Move LA is co-sponsoring AB 1002 by Assemblyman Richard Bloom, which would levy a $6 vehicle registration surcharge that would provide $180-$200 million a year to be distributed this way:
•  40% to transportation commissions and operators for transit operations and discounted transit passes for seniors, students, low-income youth, the disabled, and other populations;
•   50% to cities and counties for first-mile/last-mile bicycle and pedestrian infrastructure, complete streets and Safe Routes to School projects;
•   10% to metropolitan planning organizations for competitive grant programs to help cities and counties implement SB 375.

Why AB 1002 and why now? California residents are increasingly interested in taking transit, walking and biking — to save money, to lead more active and healthy lifestyles, to avoid traffic congestion, and/or because they are concerned about climate change and this country’s continued dependence on oil.

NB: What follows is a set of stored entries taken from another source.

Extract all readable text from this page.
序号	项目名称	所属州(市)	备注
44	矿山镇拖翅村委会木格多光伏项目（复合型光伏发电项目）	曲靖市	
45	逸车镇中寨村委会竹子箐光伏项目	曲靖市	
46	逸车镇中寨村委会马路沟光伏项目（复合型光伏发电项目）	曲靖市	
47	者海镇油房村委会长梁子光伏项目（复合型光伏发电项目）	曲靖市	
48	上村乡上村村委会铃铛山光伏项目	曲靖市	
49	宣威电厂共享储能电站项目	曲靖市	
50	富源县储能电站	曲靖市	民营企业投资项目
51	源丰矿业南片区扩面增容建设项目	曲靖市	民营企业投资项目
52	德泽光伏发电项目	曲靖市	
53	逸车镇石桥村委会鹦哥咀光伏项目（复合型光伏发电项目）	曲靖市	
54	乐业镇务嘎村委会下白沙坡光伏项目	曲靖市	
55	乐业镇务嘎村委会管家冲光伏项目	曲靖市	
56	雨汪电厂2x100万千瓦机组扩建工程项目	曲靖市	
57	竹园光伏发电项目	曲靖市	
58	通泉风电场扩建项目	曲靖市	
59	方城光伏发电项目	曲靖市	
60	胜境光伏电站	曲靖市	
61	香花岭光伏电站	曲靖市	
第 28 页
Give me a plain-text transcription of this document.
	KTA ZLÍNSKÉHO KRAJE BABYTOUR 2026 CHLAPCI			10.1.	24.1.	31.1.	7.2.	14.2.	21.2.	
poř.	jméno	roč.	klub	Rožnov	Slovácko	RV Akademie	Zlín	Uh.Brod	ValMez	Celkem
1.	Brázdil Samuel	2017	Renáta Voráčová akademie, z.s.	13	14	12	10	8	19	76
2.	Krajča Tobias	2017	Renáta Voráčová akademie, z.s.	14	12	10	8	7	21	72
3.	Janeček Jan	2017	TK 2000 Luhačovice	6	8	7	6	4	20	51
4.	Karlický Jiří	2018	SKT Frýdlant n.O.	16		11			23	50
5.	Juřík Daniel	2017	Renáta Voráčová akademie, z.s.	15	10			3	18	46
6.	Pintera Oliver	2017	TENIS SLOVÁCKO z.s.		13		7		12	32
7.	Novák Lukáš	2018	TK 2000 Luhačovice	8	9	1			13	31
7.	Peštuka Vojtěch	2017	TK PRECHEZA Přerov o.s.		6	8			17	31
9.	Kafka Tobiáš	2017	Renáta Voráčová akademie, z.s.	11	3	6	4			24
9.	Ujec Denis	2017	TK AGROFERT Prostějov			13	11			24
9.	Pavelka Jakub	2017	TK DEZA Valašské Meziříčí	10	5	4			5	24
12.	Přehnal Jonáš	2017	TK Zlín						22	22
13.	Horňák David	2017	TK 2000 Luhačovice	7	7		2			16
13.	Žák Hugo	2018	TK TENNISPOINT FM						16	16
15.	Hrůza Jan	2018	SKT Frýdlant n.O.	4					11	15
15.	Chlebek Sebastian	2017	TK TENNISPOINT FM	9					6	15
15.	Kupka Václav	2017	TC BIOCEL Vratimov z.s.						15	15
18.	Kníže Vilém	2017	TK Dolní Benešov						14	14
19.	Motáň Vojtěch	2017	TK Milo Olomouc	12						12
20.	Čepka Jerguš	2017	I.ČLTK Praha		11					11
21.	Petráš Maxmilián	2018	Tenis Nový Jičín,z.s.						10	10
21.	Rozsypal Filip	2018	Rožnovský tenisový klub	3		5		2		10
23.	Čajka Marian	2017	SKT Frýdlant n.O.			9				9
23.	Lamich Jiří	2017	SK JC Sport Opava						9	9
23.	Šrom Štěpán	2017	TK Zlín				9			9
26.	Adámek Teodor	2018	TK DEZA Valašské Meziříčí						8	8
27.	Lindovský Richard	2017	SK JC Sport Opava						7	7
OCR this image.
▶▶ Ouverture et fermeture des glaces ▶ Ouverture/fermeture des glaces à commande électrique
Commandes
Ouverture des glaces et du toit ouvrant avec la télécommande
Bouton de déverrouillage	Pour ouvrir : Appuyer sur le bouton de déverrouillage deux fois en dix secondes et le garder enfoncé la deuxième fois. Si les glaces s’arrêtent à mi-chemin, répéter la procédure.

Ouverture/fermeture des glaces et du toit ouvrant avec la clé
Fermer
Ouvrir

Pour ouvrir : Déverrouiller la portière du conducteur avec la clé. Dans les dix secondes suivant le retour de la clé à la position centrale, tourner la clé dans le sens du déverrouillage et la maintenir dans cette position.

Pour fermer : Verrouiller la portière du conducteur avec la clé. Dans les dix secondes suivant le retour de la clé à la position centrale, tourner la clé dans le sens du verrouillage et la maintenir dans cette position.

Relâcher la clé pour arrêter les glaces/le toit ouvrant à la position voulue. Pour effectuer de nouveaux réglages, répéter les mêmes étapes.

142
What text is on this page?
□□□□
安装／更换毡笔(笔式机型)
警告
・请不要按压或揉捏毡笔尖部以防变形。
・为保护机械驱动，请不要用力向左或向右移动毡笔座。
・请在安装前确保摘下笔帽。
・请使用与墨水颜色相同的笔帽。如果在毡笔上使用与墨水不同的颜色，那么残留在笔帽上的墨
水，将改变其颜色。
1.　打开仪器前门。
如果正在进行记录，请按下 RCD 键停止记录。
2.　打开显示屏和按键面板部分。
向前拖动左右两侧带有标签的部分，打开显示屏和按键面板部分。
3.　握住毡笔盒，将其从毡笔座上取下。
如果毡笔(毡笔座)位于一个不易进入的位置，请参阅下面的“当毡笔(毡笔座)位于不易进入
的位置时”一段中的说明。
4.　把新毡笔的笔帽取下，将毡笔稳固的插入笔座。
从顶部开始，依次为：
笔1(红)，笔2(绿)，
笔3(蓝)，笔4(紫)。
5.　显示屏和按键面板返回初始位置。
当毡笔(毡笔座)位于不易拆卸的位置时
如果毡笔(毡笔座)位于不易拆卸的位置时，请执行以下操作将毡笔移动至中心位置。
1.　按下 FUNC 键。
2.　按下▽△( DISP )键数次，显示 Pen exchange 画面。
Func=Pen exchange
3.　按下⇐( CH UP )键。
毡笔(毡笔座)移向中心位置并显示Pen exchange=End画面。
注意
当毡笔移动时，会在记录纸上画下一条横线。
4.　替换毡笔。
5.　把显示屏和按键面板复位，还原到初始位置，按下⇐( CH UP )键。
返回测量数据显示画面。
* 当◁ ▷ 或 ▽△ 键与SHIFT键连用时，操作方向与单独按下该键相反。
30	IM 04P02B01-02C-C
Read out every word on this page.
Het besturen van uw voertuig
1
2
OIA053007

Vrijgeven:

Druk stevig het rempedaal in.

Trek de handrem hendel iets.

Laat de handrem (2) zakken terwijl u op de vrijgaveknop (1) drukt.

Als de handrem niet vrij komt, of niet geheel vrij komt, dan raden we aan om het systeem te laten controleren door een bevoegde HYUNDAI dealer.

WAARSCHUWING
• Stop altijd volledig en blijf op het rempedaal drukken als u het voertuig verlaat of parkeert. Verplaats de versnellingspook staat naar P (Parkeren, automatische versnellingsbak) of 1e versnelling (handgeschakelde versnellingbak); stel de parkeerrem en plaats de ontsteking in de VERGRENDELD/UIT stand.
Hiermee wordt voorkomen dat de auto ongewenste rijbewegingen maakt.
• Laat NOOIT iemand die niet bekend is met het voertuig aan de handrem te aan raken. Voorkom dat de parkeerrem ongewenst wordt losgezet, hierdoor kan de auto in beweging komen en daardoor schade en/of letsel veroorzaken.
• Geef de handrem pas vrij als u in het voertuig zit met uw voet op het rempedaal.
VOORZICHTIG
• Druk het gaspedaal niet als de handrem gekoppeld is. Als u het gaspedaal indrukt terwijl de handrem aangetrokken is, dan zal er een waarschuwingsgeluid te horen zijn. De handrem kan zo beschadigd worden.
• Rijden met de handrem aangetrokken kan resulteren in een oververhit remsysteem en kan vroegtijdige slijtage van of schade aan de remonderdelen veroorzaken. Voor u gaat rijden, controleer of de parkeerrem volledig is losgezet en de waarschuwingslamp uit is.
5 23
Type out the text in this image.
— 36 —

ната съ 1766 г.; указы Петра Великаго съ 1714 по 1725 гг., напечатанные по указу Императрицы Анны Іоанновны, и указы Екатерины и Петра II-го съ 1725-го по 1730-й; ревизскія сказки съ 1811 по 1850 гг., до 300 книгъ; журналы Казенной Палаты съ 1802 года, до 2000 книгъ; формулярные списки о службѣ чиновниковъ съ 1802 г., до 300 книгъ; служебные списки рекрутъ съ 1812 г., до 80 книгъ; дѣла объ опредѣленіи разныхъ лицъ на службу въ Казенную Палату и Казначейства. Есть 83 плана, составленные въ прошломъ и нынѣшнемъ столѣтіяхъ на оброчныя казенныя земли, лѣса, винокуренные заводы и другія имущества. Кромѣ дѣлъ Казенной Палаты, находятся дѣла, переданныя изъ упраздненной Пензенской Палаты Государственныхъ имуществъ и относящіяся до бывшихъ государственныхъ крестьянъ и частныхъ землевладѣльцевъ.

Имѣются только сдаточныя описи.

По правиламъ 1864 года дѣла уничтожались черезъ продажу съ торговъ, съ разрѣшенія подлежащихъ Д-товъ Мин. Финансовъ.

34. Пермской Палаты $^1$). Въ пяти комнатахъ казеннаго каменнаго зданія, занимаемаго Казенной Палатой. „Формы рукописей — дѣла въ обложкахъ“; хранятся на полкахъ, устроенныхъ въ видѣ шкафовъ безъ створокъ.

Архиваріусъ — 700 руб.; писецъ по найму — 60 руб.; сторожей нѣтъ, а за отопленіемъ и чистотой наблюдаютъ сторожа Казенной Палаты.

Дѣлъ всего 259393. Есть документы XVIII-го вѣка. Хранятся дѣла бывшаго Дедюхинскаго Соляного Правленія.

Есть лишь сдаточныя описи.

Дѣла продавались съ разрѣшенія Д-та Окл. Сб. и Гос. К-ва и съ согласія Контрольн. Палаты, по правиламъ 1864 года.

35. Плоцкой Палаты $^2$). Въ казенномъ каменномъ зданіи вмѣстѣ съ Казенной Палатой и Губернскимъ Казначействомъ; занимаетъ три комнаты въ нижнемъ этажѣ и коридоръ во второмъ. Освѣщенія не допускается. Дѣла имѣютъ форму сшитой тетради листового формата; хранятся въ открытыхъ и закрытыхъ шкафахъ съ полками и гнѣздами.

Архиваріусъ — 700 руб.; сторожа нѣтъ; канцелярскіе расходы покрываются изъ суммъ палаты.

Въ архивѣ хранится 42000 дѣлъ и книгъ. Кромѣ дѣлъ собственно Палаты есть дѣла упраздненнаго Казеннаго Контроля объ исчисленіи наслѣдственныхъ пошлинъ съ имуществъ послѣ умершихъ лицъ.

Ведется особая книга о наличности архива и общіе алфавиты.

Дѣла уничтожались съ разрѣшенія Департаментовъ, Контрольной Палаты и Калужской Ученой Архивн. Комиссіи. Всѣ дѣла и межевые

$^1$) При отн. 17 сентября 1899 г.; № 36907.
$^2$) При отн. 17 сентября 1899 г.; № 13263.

But local governments have limited resources to spend on transit operations, bike and pedestrian projects. Smaller, more local, less expensive bike and pedestrian projects don’t compete well against larger highway and transit projects in countywide or regionwide transportation funding programs. And funding transit operations has never been easy because it requires an ongoing and reliable revenue source, whereas capital programs to build projects only need a one-time infusion of revenue.

AB 1002 would create a dedicated, ongoing source of funding for both operations and bike/ped projects, providing Californians with alternatives to owning one or more cars.

The bill is first heard in the Assembly Transportation Committee on April 22. The author is first-term Assemblymember Richard Bloom, former mayor and councilmember in Santa Monica.